Undoing deletes with Phoenix LiveView and view components

02 Mar 2025

Andrew Timberlake has writen a great post on how to undo deletes using Phoenix Liveview.

Destructive actions need to be handled carefully, so that a user doesn’t inadvertently lose important data. The most common solution in a web app is to provide a confirmation step before the action is applied, but providing an undo option makes deletion frictionless and safe. This pattern can also be seen in the ability to undo a send operation in email apps.

This matches my own experience while working on SaaS products: confirmation messages are not great. People don’t usually read them and, even if they do, sometimes they proceed by mistake and then the action cannot be undone.

Once this happens and you notice that you have deleted the wrong thing there is an extremely bad feeling. Suddenly you feel stupid and the application seems scary.

Allowing users to undo actions is a much better alternative. There can still be a confirmation phase in which you explain what’s going to happen to the user. Still, once the user has performed the action, there is short period of time when they can undo it.

The main tool for providing this kind of undoable action in Phoenix LiveView is the view model.

For each record, you need to know if it is selected or deleted, and in the case of the deleted items that can be undone, some information to support the undo is needed

The view model is a layer that sits between the view and the model and exposes models in a way that can be easily managed and presented in the view. In this particular case Andrew created a DeletableItemView that wraps the original item and adds a few extra fields to manage deletes.

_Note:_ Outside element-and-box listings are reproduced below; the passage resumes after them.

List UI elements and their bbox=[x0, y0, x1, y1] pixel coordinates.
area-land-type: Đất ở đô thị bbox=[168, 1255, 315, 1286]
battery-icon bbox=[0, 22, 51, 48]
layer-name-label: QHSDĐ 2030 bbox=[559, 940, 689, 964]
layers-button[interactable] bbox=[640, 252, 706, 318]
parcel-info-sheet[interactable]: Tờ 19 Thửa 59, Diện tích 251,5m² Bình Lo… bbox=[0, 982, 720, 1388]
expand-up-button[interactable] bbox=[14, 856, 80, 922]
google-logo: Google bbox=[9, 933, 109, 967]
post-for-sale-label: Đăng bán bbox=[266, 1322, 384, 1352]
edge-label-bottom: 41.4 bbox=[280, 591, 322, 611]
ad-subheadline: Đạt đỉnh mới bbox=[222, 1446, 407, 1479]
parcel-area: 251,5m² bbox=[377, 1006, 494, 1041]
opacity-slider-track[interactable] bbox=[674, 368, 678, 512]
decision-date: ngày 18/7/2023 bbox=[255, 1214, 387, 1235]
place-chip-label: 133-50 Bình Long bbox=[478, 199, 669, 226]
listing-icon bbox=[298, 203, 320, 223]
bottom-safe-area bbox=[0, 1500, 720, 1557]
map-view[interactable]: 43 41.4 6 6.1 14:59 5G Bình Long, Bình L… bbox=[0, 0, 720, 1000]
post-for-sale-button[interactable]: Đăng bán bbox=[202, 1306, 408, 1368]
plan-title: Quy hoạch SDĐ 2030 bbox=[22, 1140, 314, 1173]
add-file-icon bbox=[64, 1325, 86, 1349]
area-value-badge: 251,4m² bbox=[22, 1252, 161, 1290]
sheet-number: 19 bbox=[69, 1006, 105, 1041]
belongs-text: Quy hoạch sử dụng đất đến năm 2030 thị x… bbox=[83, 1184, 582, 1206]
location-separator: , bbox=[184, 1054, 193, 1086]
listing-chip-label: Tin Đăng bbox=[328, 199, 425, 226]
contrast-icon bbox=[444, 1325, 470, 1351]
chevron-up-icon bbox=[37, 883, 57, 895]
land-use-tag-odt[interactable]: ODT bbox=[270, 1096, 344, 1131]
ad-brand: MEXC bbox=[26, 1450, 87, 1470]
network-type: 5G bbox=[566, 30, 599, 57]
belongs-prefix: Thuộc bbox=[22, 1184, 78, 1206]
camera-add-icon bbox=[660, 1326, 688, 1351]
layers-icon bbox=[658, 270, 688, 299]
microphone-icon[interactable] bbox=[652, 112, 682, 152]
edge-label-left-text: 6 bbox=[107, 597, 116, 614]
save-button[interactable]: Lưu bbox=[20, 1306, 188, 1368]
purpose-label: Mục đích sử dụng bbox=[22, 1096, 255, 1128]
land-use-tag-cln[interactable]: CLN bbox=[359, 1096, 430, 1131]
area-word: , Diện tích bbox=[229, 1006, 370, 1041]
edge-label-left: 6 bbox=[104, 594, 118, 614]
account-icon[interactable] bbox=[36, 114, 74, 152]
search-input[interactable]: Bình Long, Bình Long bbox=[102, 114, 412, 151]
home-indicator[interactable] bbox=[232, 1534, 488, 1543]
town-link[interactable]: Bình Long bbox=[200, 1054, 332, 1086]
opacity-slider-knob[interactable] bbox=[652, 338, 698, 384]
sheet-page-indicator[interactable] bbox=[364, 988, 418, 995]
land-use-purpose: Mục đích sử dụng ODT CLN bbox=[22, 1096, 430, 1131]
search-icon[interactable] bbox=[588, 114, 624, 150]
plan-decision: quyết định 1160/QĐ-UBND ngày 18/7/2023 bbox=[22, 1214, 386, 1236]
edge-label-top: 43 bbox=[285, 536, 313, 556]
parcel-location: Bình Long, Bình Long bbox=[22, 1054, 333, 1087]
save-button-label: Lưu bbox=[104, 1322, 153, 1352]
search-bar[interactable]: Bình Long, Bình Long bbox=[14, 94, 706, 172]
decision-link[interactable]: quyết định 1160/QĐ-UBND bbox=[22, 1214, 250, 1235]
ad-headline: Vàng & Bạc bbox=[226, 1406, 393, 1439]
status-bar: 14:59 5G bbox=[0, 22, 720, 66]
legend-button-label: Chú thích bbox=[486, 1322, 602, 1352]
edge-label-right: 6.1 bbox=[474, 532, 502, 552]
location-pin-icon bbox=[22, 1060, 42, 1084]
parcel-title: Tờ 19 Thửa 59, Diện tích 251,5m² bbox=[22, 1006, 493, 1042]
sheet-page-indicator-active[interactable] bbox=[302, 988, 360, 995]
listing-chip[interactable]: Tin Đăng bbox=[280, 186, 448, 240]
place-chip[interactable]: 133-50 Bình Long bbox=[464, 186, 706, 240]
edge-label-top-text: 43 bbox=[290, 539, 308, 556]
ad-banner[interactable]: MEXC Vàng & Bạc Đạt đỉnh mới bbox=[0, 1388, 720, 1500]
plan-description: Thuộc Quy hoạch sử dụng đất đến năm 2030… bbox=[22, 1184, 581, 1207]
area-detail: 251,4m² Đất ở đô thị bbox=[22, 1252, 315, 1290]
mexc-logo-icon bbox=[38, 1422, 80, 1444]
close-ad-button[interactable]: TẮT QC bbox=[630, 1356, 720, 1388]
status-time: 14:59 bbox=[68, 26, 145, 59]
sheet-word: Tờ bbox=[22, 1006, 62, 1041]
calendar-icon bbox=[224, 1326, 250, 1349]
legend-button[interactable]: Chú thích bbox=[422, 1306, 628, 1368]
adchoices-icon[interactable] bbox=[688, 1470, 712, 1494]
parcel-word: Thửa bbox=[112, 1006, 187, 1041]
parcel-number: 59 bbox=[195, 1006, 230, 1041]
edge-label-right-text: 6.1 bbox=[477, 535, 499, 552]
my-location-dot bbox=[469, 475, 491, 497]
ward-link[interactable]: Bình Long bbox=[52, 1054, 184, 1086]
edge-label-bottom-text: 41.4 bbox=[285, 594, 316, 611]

The main piece of additional information is the delete_ref, which references the message that will perform the deletion. This message is sent after 5 seconds and deletes the record. If the user undoes the action, the message is canceled and the record is never deleted.

Unfortunately relying only on Erlang processes is not reliable enough. But as Andrew shows, we can use Oban to perform the deletion in a much more reliable way by using a background job.

The problem with this approach is that the action is not actually performed until the message is received. If the user moves away from this live view, or refreshes the page, then the deletion will not be performed.